Pour juger du caractère exagéré des primes versées sur un contrat d’assurance-vie, les juges doivent se fonder sur un certain nombre de critères…
Les conditions de souscription d’une assurance-vie autorisent l’épargnant à verser des primes dont le montant est totalement libre. Et rien a priori ne lui interdit de détenir une partie importante de son patrimoine au sein d’un tel contrat pour en faire « profiter », au moment de son décès, un ou plusieurs bénéficiaires désignés parmi les héritiers eux-mêmes ou une personne extérieure à la famille. En revanche, le contrat d’assurance-vie ne doit pas être un moyen pour empêcher les héritiers réservataires de percevoir, au moment du décès de l’épargnant, leur part de réserve. Si tel était le cas, la loi protège ces derniers en leur ouvrant une action judiciaire spécifique basée sur la notion de primes manifestement exagérées. Ce recours ayant comme finalité de remettre en cause la transmission du capital au(x) bénéficiaire(s) de l’assurance-vie et de réintégrer, au sein de la succession du défunt, soit la partie excessive, soit la totalité des primes versées. L’utilisation de cette action judiciaire a fait l’objet d’un récent contentieux.

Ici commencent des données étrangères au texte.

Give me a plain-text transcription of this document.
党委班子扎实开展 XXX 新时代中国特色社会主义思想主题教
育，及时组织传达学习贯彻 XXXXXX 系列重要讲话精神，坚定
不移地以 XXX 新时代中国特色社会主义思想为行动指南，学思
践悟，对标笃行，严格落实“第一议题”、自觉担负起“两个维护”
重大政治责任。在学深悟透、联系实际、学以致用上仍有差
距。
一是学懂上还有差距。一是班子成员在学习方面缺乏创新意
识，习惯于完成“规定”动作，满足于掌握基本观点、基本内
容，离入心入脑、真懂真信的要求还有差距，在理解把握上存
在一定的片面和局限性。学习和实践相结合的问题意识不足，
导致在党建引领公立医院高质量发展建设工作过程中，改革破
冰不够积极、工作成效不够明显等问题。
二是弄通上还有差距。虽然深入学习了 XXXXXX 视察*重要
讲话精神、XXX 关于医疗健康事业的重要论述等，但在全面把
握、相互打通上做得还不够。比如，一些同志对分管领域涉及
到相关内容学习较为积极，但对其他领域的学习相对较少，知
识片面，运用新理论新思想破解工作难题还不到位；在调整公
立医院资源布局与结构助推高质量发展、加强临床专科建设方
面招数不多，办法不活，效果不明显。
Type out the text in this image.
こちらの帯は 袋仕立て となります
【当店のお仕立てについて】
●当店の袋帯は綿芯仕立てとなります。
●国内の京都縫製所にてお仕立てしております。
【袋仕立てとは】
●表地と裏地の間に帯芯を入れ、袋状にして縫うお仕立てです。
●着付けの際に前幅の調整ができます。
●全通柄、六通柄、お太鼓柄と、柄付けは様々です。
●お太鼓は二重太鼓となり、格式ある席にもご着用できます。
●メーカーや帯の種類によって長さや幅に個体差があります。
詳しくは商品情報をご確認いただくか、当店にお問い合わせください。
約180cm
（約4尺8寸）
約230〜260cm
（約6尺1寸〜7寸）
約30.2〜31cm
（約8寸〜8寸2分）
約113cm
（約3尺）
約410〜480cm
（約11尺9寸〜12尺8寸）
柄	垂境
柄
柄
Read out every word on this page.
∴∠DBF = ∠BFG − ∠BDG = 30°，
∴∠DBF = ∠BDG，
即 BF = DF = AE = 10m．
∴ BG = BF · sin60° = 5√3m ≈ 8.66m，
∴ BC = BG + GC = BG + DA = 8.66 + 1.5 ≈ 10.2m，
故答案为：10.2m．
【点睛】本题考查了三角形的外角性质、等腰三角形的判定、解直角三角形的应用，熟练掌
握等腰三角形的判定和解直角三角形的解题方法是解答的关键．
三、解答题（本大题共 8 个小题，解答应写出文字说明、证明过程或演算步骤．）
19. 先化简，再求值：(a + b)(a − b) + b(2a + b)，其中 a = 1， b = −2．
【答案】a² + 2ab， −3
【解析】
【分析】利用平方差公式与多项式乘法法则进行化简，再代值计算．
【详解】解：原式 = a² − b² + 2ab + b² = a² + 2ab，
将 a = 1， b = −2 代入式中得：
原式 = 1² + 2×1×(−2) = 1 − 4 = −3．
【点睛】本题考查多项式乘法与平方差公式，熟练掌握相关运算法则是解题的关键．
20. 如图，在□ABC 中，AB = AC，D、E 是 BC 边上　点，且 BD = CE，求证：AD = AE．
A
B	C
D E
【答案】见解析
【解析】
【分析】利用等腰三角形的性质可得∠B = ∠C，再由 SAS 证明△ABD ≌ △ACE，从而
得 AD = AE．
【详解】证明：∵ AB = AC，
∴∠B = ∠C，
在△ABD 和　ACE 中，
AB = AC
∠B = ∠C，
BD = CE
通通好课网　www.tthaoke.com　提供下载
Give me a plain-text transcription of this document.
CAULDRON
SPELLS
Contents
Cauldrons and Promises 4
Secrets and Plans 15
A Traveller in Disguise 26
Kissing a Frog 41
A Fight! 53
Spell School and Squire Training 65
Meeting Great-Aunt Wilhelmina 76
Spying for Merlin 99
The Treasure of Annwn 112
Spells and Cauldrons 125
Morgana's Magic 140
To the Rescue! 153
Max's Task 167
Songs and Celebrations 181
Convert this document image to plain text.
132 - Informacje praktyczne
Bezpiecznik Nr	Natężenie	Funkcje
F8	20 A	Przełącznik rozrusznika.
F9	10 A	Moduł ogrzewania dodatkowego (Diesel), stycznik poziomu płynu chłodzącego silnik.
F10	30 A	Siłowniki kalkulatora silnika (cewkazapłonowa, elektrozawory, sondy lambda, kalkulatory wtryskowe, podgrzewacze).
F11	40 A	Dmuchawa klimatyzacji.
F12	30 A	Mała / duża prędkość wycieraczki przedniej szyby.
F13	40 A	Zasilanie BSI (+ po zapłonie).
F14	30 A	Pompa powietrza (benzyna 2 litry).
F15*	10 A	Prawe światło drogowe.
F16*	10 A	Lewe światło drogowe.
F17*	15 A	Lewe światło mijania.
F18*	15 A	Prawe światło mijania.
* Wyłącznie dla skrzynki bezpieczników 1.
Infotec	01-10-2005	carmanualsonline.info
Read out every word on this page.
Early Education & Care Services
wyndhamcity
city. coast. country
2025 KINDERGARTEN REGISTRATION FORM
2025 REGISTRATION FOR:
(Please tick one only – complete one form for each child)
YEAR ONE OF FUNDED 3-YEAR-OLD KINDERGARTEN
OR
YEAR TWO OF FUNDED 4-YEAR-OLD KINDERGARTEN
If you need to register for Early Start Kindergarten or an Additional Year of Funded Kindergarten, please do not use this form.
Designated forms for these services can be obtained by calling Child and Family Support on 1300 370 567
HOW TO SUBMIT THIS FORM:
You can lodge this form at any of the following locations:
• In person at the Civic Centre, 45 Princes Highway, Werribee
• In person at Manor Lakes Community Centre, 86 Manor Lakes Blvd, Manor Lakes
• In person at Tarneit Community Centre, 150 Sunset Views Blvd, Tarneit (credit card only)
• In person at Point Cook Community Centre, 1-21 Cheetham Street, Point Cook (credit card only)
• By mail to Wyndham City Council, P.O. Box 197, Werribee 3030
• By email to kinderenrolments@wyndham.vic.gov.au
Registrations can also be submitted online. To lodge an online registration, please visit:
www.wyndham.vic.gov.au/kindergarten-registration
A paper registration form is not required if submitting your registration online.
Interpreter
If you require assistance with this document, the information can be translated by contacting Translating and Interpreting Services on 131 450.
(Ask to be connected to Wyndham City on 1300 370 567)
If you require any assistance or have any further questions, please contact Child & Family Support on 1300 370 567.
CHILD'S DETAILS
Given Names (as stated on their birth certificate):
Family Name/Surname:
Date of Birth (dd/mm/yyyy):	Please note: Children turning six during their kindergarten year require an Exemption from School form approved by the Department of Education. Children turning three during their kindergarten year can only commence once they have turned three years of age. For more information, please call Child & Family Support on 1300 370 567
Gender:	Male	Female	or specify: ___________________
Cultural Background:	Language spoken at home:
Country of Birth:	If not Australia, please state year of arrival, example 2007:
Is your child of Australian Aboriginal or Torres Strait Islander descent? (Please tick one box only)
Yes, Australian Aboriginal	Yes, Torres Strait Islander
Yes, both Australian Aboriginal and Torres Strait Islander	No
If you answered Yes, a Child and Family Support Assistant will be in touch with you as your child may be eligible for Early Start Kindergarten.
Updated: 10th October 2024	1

Dans cette affaire, deux époux étaient décédés respectivement les 1er mars 2010 et 21 avril 2013, en laissant pour leur succéder leurs deux enfants. Un contrat d’assurance-vie avait été souscrit par la mère au bénéfice de sa fille. Au décès de la mère, le frère avait demandé notamment le rapport à la succession des sommes versées sur cette assurance-vie au titre des primes manifestement exagérées.
Saisie du litige, la cour d’appel avait condamné la sœur à rapporter à la succession l’intégralité du capital versé. Pour justifier leur position, les juges avaient souligné que, au moment de la souscription du contrat, la mère n’avait pas de revenus propres et n’était pas assujettie à l’impôt sur le revenu. L’utilité d’un tel contrat n’était donc pas démontrée.
Une argumentation qui n’a pas convaincu les juges de la Cour de cassation. Ces derniers ont estimé que la cour d’appel n’avait pas évalué la situation en tenant compte du patrimoine global des époux (immobilier et comptes d’épargne). Ce patrimoine étant, à leurs yeux, de nature à établir que le montant des primes versées n’était pas manifestement exagéré. En outre, les juges ont rappelé que le caractère manifestement exagéré des primes s’apprécie au moment de leur versement et au regard de différents critères comme l’âge, la situation patrimoniale et familiale du souscripteur et l’utilité du contrat pour ce dernier. Appréciation à laquelle la cour d’appel n’avait pas procédé.